Review: Grizzly Bear – Veckatimest (2009)



The hype game is such a fickle beast. So many artists have gone before, promising mountains and delivering mole-hills. The bombs, in either a critical or commercial sense, are always the most memorable, teaching us to temper our anticipation with sensibility. In some cases, the product is plugged beyond the point of possible adequacy. In the very worst of them, it’s so relentlessly pimped beforehand that its inevitable bust, no matter how severe, is all the more wildly adulated by the devoted receiving party.

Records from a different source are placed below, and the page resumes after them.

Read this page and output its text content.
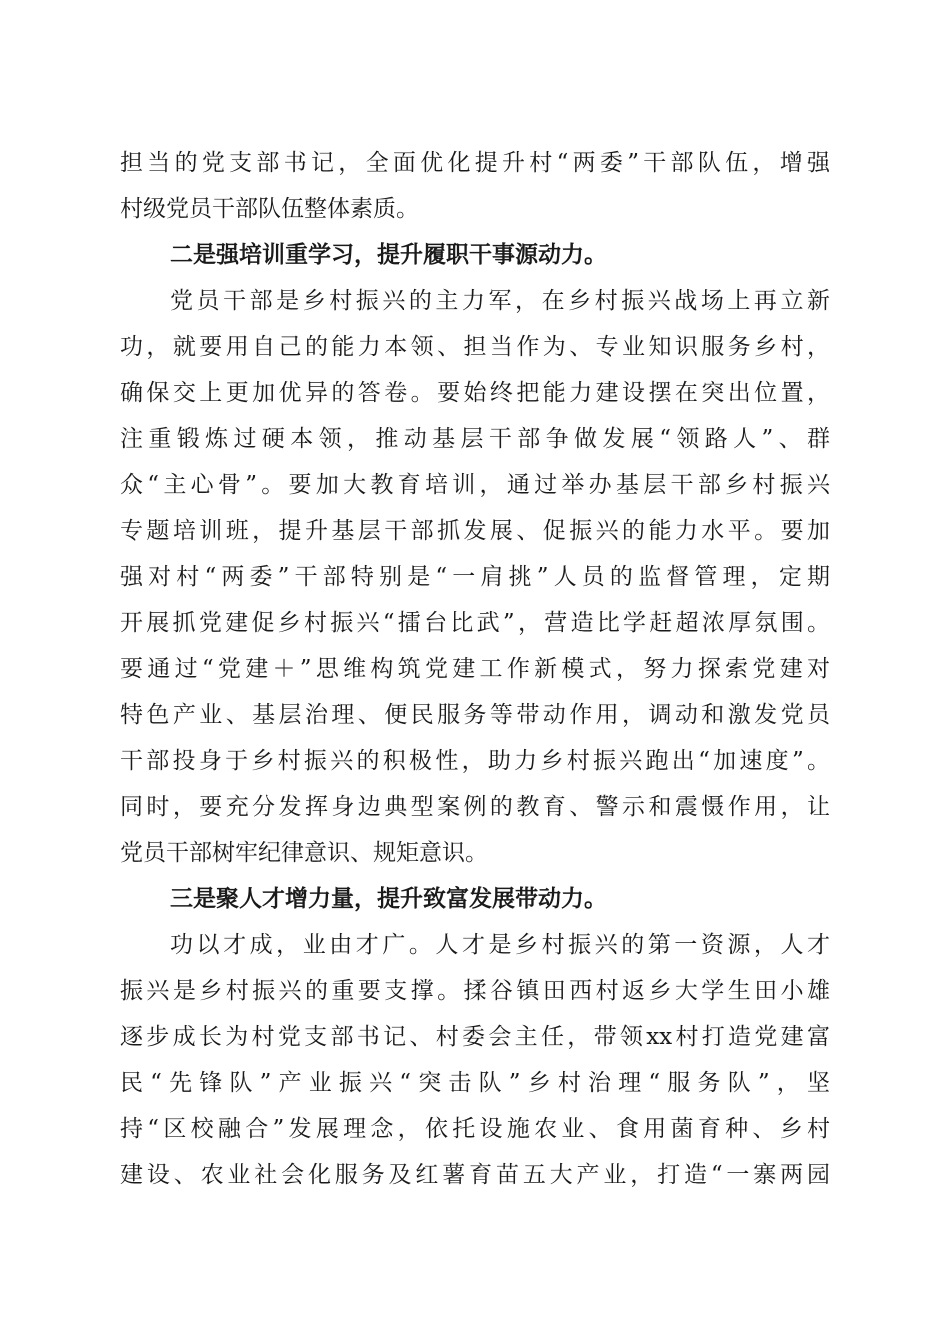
担当的党支部书记，全面优化提升村“两委”干部队伍，增强
村级党员干部队伍整体素质。
二是强培训重学习，提升履职干事源动力。
党员干部是乡村振兴的主力军，在乡村振兴战场上再立新
功，就要用自己的能力本领、担当作为、专业知识服务乡村，
确保交上更加优异的答卷。要始终把能力建设摆在突出位置，
注重锻炼过硬本领，推动基层干部争做发展“领路人”、群
众“主心骨”。要加大教育培训，通过举办基层干部乡村振兴
专题培训班，提升基层干部抓发展、促振兴的能力水平。要加
强对村“两委”干部特别是“一肩挑”人员的监督管理，定期
开展抓党建促乡村振兴“擂台比武”，营造比学赶超浓厚氛围。
要通过“党建＋”思维构筑党建工作新模式，努力探索党建对
特色产业、基层治理、便民服务等带动作用，调动和激发党员
干部投身于乡村振兴的积极性，助力乡村振兴跑出“加速度”。
同时，要充分发挥身边典型案例的教育、警示和震慑作用，让
党员干部树牢纪律意识、规矩意识。
三是聚人才增力量，提升致富发展带动力。
功以才成，业由才广。人才是乡村振兴的第一资源，人才
振兴是乡村振兴的重要支撑。揉谷镇田西村返乡大学生田小雄
逐步成长为村党支部书记、村委会主任，带领xx村打造党建富
民“先锋队”产业振兴“突击队”乡村治理“服务队”，坚
持“区校融合”发展理念，依托设施农业、食用菌育种、乡村
建设、农业社会化服务及红薯育苗五大产业，打造“一寨两园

It’s such a familiar operation that we could not help but cringe the day before release, trying to grasp wildly at the slippery reality that Grizzly Bear’s newest might not actually be as sweet as we hoped. But the release has come and gone, and the album is, in many ways, far more impressive than anyone expected. There can be no mitigated acclamation for Veckatimest, as it is as near to perfection as anyone’s likely to get this year.
And yet, at every interview, frontman Ed Droste has merely suggested that the band believes it to be their strongest effort, and that they would be excited to see how it is received with their fans. Sideliners insist that editors and bloggers worldwide have simply idolized the music for the credibility it afforded them, but in actuality, the songs themselves have begotten their own worthiness. Indeed, as nearly half of the tracks had been released in one form or another well ahead of the album, Veckatimest‘s repute is in many places only confirmed upon release, rather than asserted. It’s a good thing too, as hype snowballs — and certainly ones of the magnitude that this album had amassed — are often hard to overshadow when the music becomes legally obtainable to the public.

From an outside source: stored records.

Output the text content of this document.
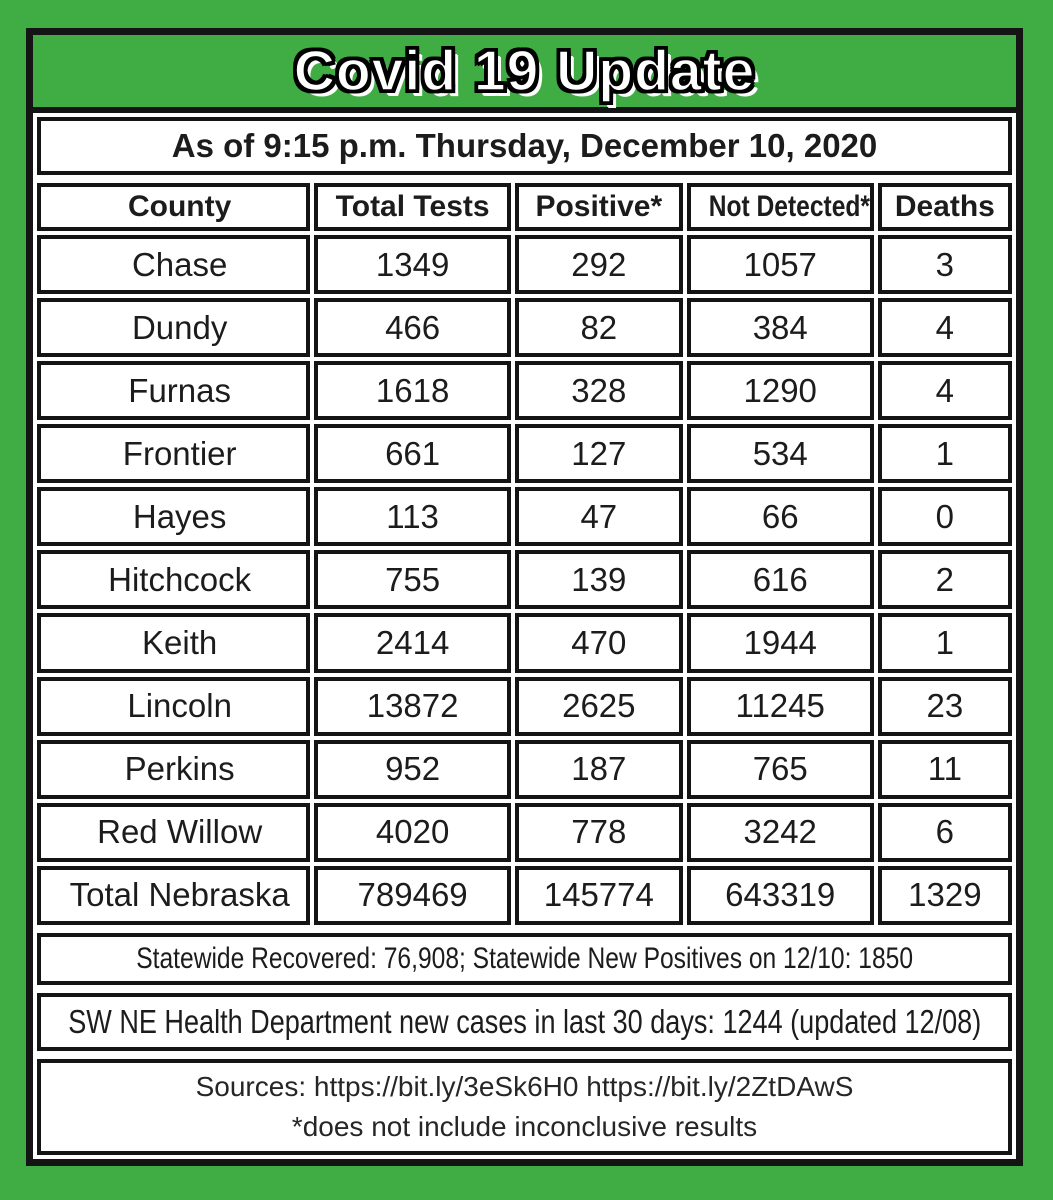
Covid 19 Update
As of 9:15 p.m. Thursday, December 10, 2020
County	Total Tests	Positive*	Not Detected*	Deaths
Chase	1349	292	1057	3
Dundy	466	82	384	4
Furnas	1618	328	1290	4
Frontier	661	127	534	1
Hayes	113	47	66	0
Hitchcock	755	139	616	2
Keith	2414	470	1944	1
Lincoln	13872	2625	11245	23
Perkins	952	187	765	11
Red Willow	4020	778	3242	6
Total Nebraska	789469	145774	643319	1329
Statewide Recovered: 76,908; Statewide New Positives on 12/10: 1850
SW NE Health Department new cases in last 30 days: 1244 (updated 12/08)
Sources: https://bit.ly/3eSk6H0 https://bit.ly/2ZtDAwS
*does not include inconclusive results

“Southern Point,” the album’s jauntiest and most welcoming tune, makes for the most natural lead-off track, and propels the record out of the gate on a tide of bouncy, exotic acoustic strums, exultant voices, and cannon-fire floor toms. It’s a fitting setup to the band’s creative dovetail song construction, fitting achingly poignant (but wildly varied) themes together with only so much as passing tones.
Grizzly Bear’s “Southern Point.”
Paradoxically, it’s all the dissimilarities and exceptions that give the album its fullest character. Take the budding and buoyant expressions on the band’s burnished faces by the end of the video for “Two Weeks:” though soon their heads may be but smoking ruins, they beam (literally) all the more, blinking incongruously. It was a wise single choice, showcasing the both band’s strength in vocal arrangement and their winsome harmonies. Victoria Legrand from Beach House guests here, but the band has proved themselves capable of reproducing it faithfully and effortlessly on stage even without her able help.
Little splashes of overblown reverb, lazy guitar flourishes, Droste’s sudden high strains, and all manner of asymmetrical ornamented beauty litter the whole of Veckatimest. The entirety of it is veritably inlaid with charming, unexpected chord changes, stunning instrumentation, and shimmering harmonies. “Dory,” a strong centerpiece, comes in cycles, and even makes way for a clarinet and a youth chorus amidst a shiver of vocal interplay. “Cheerleader” and “About Face” both wring vitality from sparing orchestral arrangements and stuttering slap-backs, and “I Live With You” crescendos slowly to a glorious mess, with drummer Christopher Bear thrashing wildly behind his set. The appropriately subdued “Foreground” closes the album succinctly, skirting hurt the way a lover does after conflict: “a little jetty fight / pattern evolving, motion insolvent / something about this might / take all evening / I’ll just be cleaning.”
The cover calls to mind a coalescence of precious stones. Should the gems be tilted this way and that, they would shimmer in naive beauty; they come about it modestly, not recognizing their own copious worth. So does this band, and this album. Late in the decade and equally — but perhaps fashionably — late to the show, Veckatimest is an album that neither develops nor defines its generation. It does, however, defend it, and that may just be better.